Be careful around your lotto tickets as someone else may cash in on your huge win instead.
That's what would have happened to a man in Massachusetts after a convenience store clerk allegedly stole his winning ticket. Luckily, the scheme was busted and he eventually got to take home his January lottery winnings.
According to a statement by the Plymouth County District Attorney’s Office, the man, identified as Paul Little by various news reports, almost fell victim to a scheme by 23-year-old Carly Nunes wherein she allegedly pocketed his winning tickets and attempted to cash in on the $3 million (P167 million) he won.
The case started when Little had entered the store and purchased a bag of barbecue potato chips and several lottery tickets. He then left the store and drove home with the bag of potato chips, but left the lottery tickets behind in the terminal tray.
After realizing he no longer had his tickets, Little briefly searched for them, but eventually concluded that they were lost.
That evening, however, his lottery ticket numbers were announced as the winning numbers, earning a $3 million prize. This prompted Nunes, along with a co-worker, to travel to the Massachusetts State Lottery Headquarters two days later to redeem the ticket, which is said to have been "torn and appeared to be burned."
But the scheme was eventually busted when a surveillance video surfaced showing Nunes and her co-worker arguing in the lobby about how much they would split the money, with Nunes allegedly informing her co-worker that she would "only pay him $200,000 (P11 million)."
The arguments were overheard by state Lottery officials, and suspicions about the rightful winner of the lottery only escalated because of the battered condition of the ticket.
This resulted in an investigation by state and local police and the Massachusetts State Lottery Commission that lasted for several months.
Nunes argued that she mistakenly tore the ticket when removing it from her wallet and the burn marks were the result of her accidentally placing the ticket on a pipe.
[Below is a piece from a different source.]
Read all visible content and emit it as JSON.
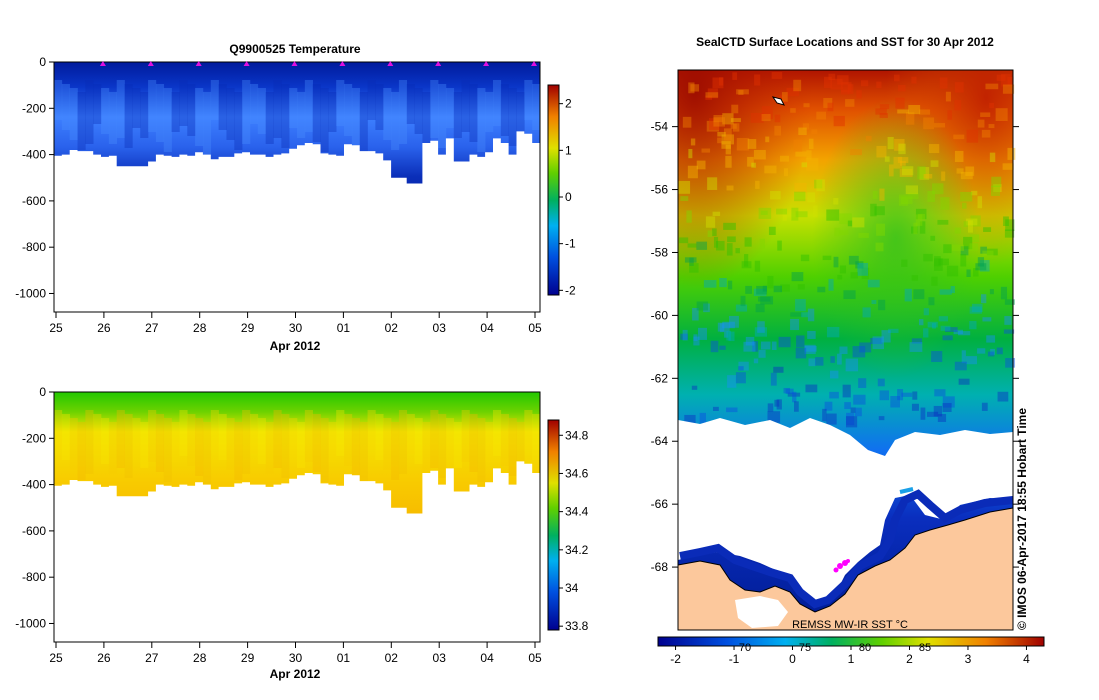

However, surveillance footage from the store confirmed that it was actually Little who had bought the ticket.
Furthermore, during a further interview with investigators, Nunes no longer claimed to have purchased the ticket herself, but instead said she inadvertently obtained the winning ticket.
Through flyers plastered with the rightful ticket owner’s face around town, Little was eventually located and interviewed by investigators. He has since received his check and has expressed his immense gratitude to the people who have helped him with the stolen ticket.
Nunes has meanwhile pleaded not guilty to the charges against her, which include larceny, attempted larceny, presentation of a false claim and witness intimidation.